Quality assurance (QA) is a way of preventing mistakes or defects in manufactured products and avoiding problems when delivering solutions or services to the customers. When you talk about software quality, you’re actually talking about the analysis of the software based on certain attributes. Its quality is based on the study of external and internal features of the software. The user focuses on how the software works at the external level, but the quality at external level are often maintained only if the coder has written a meaningful quality code. The external quality is based on how software performs in real time situation in operational mode and how useful it is. The internal quality focuses on the intrinsic aspects that depend upon quality of the code written.

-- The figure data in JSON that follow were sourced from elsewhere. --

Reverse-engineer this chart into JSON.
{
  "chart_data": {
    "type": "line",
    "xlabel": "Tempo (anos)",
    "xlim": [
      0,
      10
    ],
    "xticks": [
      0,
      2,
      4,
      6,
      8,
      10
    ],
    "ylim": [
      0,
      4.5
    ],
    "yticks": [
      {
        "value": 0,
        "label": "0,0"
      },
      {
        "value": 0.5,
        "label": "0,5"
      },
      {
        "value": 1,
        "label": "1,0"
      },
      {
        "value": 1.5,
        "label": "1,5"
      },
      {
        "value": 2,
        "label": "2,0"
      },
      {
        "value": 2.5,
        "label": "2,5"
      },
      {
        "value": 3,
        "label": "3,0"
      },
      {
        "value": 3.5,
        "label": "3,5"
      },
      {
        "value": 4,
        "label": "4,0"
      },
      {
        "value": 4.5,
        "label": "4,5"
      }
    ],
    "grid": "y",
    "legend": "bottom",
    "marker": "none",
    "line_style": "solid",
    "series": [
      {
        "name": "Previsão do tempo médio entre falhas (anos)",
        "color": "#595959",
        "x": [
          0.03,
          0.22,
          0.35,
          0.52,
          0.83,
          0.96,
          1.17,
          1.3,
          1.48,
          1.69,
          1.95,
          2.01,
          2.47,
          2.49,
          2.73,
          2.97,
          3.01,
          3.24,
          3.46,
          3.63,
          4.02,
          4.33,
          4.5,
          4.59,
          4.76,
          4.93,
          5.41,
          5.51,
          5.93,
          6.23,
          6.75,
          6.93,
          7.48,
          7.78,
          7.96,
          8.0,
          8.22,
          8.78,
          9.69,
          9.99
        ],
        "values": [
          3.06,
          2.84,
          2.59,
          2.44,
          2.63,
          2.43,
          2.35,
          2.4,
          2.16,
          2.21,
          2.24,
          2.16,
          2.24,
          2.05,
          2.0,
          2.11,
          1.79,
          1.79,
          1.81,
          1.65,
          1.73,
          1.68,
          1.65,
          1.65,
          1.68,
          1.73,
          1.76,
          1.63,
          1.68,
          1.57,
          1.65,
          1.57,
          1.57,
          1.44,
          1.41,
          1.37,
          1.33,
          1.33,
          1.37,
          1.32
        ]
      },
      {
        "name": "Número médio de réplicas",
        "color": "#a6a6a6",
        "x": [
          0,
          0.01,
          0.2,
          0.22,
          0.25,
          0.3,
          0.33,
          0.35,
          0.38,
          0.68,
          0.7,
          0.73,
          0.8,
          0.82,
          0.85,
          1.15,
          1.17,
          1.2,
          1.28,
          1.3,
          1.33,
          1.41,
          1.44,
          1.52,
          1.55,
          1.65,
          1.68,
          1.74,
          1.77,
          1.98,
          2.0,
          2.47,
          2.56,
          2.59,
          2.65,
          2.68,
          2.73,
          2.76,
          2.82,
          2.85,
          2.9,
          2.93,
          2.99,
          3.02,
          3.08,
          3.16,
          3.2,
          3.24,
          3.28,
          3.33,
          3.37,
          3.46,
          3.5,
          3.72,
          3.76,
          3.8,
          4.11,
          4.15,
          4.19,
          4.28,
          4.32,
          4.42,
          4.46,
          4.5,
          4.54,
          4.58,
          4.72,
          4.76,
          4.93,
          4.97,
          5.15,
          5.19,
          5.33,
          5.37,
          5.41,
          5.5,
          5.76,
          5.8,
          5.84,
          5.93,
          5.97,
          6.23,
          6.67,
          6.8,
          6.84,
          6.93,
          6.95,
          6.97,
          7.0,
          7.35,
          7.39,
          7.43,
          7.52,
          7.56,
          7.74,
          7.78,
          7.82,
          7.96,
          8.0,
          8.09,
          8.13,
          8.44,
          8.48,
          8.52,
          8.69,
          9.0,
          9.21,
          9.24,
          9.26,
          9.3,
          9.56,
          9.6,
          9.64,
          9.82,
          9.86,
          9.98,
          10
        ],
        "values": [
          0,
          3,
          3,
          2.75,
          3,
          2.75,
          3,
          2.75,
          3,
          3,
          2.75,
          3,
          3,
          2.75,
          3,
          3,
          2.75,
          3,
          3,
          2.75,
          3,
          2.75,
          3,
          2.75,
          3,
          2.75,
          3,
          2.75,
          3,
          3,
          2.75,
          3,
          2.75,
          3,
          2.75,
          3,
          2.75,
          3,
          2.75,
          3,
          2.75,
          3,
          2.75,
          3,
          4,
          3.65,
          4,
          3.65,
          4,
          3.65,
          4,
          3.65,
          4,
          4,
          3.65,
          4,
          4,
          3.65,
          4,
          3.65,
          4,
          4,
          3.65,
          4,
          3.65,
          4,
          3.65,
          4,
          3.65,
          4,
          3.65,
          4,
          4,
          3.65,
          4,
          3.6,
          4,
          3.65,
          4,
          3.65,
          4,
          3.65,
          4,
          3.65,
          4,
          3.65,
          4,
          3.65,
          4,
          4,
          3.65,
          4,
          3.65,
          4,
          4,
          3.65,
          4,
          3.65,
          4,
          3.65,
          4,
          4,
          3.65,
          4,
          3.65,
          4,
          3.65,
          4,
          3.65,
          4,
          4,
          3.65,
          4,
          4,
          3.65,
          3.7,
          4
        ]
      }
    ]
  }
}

There are two approaches that are used to determine the quality of the software, they are:
- Defect Management Approach
- Quality Attributes Approach
Anything that is not in line with the requirement of the client can be considered as a defect. The development team fails to fully understand the requirement of their client which leads to design error. Also the error can be caused due to improper data handling, wrong coding or poor functional logic. In order to keep a track of defect a defect management approach can be applied. In defect management, categories of defects are defined based on severity, the number of defects is counted and actions are taken as per the severity defined. Control charts can be created to measure the development process capability.
Quality Attributes Approach
- Functionality: Refers to complete set of important functions that are provided by the software.
- Reliability: This refers to the capability of software to perform under certain conditions for a defined duration. This also defines the ability of the system to withstand component failure.
- Usability: Refers to the ease of use of a function.
- Efficiency: Generally depends on good architecture and coding practices followed while developing software.
- Maintainability: Also known as supportability. It is greatly dependant on code readability and complexity and refers to the ability to identify and fix a fault in a software.
- Portability: Ability of the system to adopt to changes in its environment.